I have never felt such an infusion of love. And I have never needed it more. Thank you. 

This is the most difficult time of my life. My beautiful, beloved boy, Finn Thilo Trommer, killed himself on Saturday, August 14. He would have turned 17 on September 11.

As I wrote to one of his mentors earlier tonight:

“It was something I have known about Finn since he was born. He carried inside him a deep unease, a lack of peace. He expected so much of the world—he wanted everyone to be as dedicated and as 150% as he was. He shined so brightly, I believe, because he had to summon that much luminosity just to meet the darkness that was ever inside him. And so although the inner struggle is what eventually killed him, I refuse to vilify it, because it is also what shaped him into the radiant and magical being he was. He lived such a big, rich, full life. He gave everything. Everything. He was a comet. Astonishingly brilliant and then gone. I pray every day now that he finds the peace he never had in this life. I pray that peace finds him. That he feels what it is to know no lack. To know his own beauty and sufficiency.”

In fact, I pray this for all of us–that we may all know for a certainty the love that supports us, that is all around us, that is us. I pray that we may all know beauty and communion with the world, with each other, with the divine. I pray for us to know and practice love, to choose it in every moment. 

I am so grateful for all the notes you send. I read each of them, and as I read them, I thank each of you by name. I am sorry i cannot respond to you all personally, but please know that your love is sustaining me. I don’t know how anyone would ever meet this heartbreak, this devastation, without a tsunami of love. 

I have been deep in a cocoon of grief and love. This weekend I will celebrate the wedding of my wonderful stepdaughter to an amazing man. In the meantime, I am protecting this tender, raw space in which I am able to meet grief so nakedly, in which love is transforming me in the most astonishing ways. I am being rewired, rewritten, remade. It is the most unwanted and powerful gift I have ever been given. 

It will be a bit longer before I resume the daily poems–I am not ready yet to have any commitment beyond meeting each moment.

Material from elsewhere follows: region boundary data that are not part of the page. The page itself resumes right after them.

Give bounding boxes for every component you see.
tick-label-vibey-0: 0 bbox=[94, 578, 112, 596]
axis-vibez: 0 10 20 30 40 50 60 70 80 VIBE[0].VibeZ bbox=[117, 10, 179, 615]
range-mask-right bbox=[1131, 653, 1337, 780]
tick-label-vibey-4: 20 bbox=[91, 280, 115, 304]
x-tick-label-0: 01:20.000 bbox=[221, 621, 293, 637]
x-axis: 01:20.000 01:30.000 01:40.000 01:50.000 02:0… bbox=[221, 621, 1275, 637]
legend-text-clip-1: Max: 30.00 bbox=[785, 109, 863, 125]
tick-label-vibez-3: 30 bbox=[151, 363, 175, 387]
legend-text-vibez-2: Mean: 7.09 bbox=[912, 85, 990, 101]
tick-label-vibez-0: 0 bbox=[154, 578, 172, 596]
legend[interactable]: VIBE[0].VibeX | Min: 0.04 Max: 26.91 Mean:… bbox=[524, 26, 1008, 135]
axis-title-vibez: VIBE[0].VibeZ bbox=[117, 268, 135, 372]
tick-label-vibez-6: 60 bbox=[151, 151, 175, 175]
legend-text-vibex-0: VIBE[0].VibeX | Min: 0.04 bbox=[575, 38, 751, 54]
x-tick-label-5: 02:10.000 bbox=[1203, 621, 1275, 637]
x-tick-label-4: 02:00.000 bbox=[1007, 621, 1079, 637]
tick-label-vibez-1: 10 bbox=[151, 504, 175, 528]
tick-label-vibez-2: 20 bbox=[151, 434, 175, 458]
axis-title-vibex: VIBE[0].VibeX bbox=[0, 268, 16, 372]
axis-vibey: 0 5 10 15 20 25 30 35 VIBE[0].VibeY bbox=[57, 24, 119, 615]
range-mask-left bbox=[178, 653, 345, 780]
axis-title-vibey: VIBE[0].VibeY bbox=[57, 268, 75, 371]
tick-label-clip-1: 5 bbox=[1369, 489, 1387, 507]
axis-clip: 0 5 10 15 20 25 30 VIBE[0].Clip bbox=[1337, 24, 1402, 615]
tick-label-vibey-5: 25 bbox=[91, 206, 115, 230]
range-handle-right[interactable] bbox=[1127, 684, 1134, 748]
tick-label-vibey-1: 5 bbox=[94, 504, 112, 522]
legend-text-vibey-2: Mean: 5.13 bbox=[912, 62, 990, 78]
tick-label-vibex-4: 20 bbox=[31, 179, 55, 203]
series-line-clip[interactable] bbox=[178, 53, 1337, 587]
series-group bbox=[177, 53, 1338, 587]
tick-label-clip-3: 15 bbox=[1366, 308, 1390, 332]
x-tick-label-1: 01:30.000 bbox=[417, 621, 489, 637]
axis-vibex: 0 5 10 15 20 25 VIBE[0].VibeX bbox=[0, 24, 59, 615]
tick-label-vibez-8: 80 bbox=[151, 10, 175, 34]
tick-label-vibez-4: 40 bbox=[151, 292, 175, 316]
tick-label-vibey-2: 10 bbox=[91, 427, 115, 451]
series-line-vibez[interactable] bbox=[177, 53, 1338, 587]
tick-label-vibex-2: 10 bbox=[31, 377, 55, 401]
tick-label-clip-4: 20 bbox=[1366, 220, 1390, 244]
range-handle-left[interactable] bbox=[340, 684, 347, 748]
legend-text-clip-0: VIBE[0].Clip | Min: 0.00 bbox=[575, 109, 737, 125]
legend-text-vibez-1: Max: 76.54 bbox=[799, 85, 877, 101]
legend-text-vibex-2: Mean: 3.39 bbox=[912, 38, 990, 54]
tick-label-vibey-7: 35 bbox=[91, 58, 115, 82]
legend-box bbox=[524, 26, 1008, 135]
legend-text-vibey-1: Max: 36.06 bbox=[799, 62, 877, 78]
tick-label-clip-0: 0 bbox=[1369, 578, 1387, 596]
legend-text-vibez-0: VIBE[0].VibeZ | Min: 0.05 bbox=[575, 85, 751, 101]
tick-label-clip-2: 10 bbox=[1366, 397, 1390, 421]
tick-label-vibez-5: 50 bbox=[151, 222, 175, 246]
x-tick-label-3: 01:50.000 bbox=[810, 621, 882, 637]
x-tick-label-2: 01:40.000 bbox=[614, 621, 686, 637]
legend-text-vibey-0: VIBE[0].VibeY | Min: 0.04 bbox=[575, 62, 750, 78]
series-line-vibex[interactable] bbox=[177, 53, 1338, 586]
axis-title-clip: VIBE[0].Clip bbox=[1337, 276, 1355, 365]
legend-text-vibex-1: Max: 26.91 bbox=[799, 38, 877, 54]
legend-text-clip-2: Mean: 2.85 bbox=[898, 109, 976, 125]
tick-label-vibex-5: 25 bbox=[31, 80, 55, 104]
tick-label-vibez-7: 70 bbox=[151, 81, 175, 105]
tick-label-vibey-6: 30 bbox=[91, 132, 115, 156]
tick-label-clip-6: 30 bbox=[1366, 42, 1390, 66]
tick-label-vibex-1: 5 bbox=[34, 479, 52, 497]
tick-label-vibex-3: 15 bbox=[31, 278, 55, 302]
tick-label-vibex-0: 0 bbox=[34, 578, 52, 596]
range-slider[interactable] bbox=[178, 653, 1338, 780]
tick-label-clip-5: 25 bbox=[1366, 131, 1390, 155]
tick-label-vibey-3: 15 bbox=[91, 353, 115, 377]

I want to experience every second of this, to feel it all, and it is taking all my energy. But soon there will be poems to share. They are shaping me, helping me meet this most heartbreaking, heart-opening time. 

If you pray, please pray for the peace of all who do not know peace–pray for my son and for anyone who has been unable to find peace in an enduring way. 

I have never been more certain that love is everything. Everything. It matters so much how we treat each other, how we treat ourselves. I am so grateful for you, friends.